If we compare for example
$$\frac{d^2 y_1}{dt^2}=\frac{1}{f_{12}}\frac{d f_{12}}{dt}\frac{d y_1}{dt}+f_{12}f_{21}y_1$$
$$\frac{d^2 z_1}{dt^2}=+\frac{1}{f_{12}}\frac{d f_{12}}{dt}\frac{d z_1}{dt}+f_{21}f_{12}z_1.$$
unless I've made a mistake with say the chain rule etc, that $y_j$ and $z_j$ satisfy the same differential equation, and since it's linear and homogenous, then $y_j\pm z_j$ should be solutions. That is $y_j(t)\pm y_j(-t)$ is a solution.
It's worth double checking this, but it's an idea anyway.
Edit: If that holds up, and we can choose $y_1$ and $y_2$ even or odd for the second order equation, then in order to satisfy the first pair of equations
$$\frac{d y_1}{dt}=f_{12}y_2 \\ \frac{d y_2}{dt}=f_{21}y_1$$ then one can work out some consistency conditions.
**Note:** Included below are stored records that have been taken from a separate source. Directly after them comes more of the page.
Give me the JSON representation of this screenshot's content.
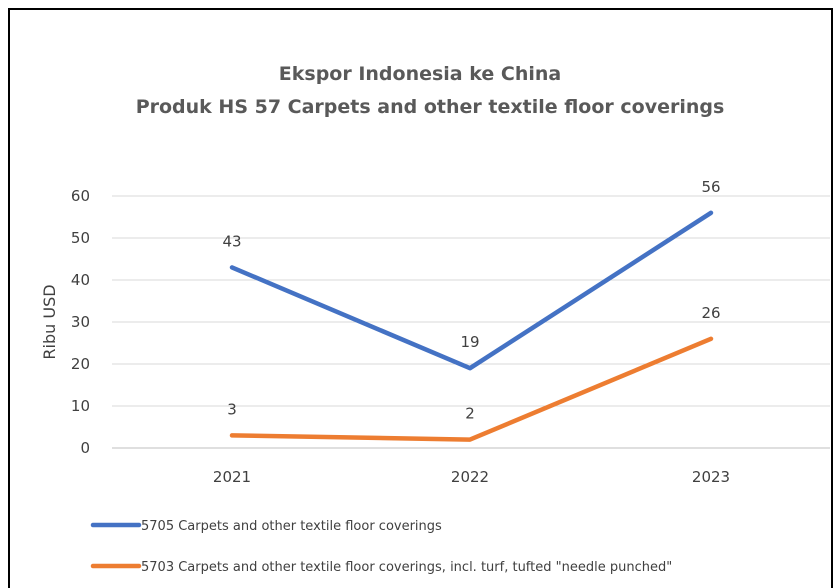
{
  "chart_data": {
    "type": "line",
    "title": "Ekspor Indonesia ke China",
    "subtitle": "Produk HS 57 Carpets and other textile floor coverings",
    "ylabel": "Ribu USD",
    "xlabel": "",
    "categories": [
      "2021",
      "2022",
      "2023"
    ],
    "ylim": [
      0,
      60
    ],
    "yticks": [
      0,
      10,
      20,
      30,
      40,
      50,
      60
    ],
    "grid": true,
    "legend_position": "bottom",
    "series": [
      {
        "name": "5705 Carpets and other textile floor coverings",
        "values": [
          43,
          19,
          56
        ],
        "color": "#4472C4"
      },
      {
        "name": "5703 Carpets and other textile floor coverings, incl. turf, tufted \"needle punched\"",
        "values": [
          3,
          2,
          26
        ],
        "color": "#ED7D31"
      }
    ]
  }
}
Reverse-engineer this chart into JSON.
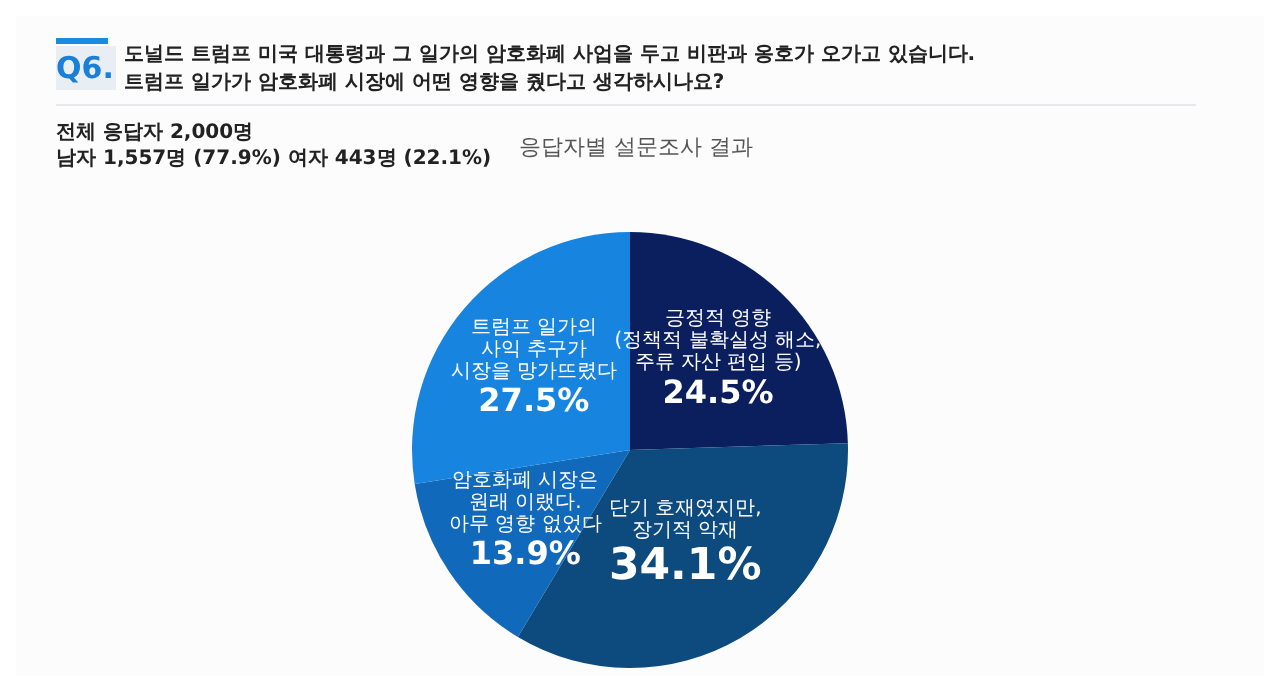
{
  "chart_data": {
    "type": "pie",
    "title": "도널드 트럼프 미국 대통령과 그 일가의 암호화폐 사업을 두고 비판과 옹호가 오가고 있습니다.\n트럼프 일가가 암호화폐 시장에 어떤 영향을 줬다고 생각하시나요?",
    "subtitle": "응답자별 설문조사 결과",
    "annotations": [
      "Q6.",
      "전체 응답자 2,000명",
      "남자 1,557명 (77.9%) 여자 443명 (22.1%)"
    ],
    "categories": [
      "긍정적 영향\n(정책적 불확실성 해소,\n주류 자산 편입 등)",
      "단기 호재였지만,\n장기적 악재",
      "암호화폐 시장은\n원래 이랬다.\n아무 영향 없었다",
      "트럼프 일가의\n사익 추구가\n시장을 망가뜨렸다"
    ],
    "values": [
      24.5,
      34.1,
      13.9,
      27.5
    ],
    "value_labels": [
      "24.5%",
      "34.1%",
      "13.9%",
      "27.5%"
    ],
    "colors": [
      "#0b1f5e",
      "#0d4a7e",
      "#1069bb",
      "#1784e0"
    ],
    "legend": false
  }
}
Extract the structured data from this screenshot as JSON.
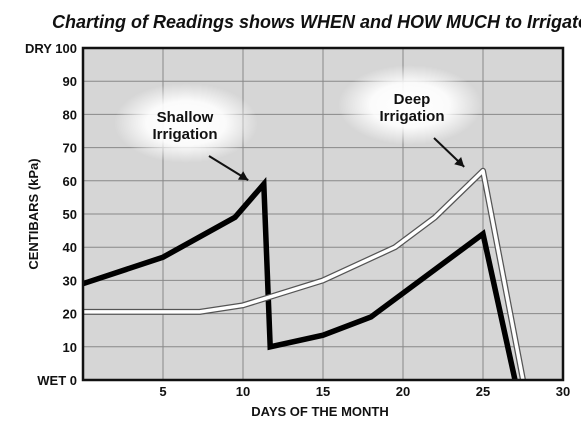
{
  "chart_data": {
    "type": "line",
    "title": "Charting of Readings shows WHEN and HOW MUCH to Irrigate",
    "xlabel": "DAYS OF THE MONTH",
    "ylabel": "CENTIBARS (kPa)",
    "xlim": [
      0,
      30
    ],
    "ylim": [
      0,
      100
    ],
    "x_ticks": [
      "5",
      "10",
      "15",
      "20",
      "25",
      "30"
    ],
    "y_ticks": [
      "WET 0",
      "10",
      "20",
      "30",
      "40",
      "50",
      "60",
      "70",
      "80",
      "90",
      "DRY 100"
    ],
    "grid": true,
    "series": [
      {
        "color": "#000000",
        "points": [
          [
            0,
            29
          ],
          [
            5,
            37
          ],
          [
            9.5,
            49
          ],
          [
            11.3,
            59
          ],
          [
            11.7,
            10
          ],
          [
            15,
            13.5
          ],
          [
            18,
            19
          ],
          [
            25,
            44
          ],
          [
            27,
            0
          ]
        ]
      },
      {
        "color": "#ffffff",
        "points": [
          [
            0,
            20.5
          ],
          [
            7.3,
            20.5
          ],
          [
            10,
            22.5
          ],
          [
            15,
            30
          ],
          [
            19.5,
            40
          ],
          [
            22,
            49
          ],
          [
            25,
            63
          ],
          [
            27.5,
            0
          ]
        ]
      }
    ],
    "annotations": [
      {
        "lines": [
          "Shallow",
          "Irrigation"
        ],
        "target": [
          11.2,
          59
        ]
      },
      {
        "lines": [
          "Deep",
          "Irrigation"
        ],
        "target": [
          24.7,
          63
        ]
      }
    ]
  }
}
Using the properties of producting even and odd functions (even by even is even etc)  and that differentiating (even'=odd etc) , say $+$ means even function and $-$ means odd
\begin{array}{|c|c|c|c|}
\hline
f_{12}& f_{21} & y_1 & y_2 \\ \hline
+ & +& \pm & \mp\\ \hline
+ & - &  &\\ \hline
- & + & &\\ \hline
- & - & \pm& \mp\\ \hline
\end{array}
Again double checking needed it looks like with $f_{12}$ and $f_{21}$ both odd or both even, then one can in theory have a pair of solutions $(y_1,y_2)$ with one an odd function and one an even function for consistency.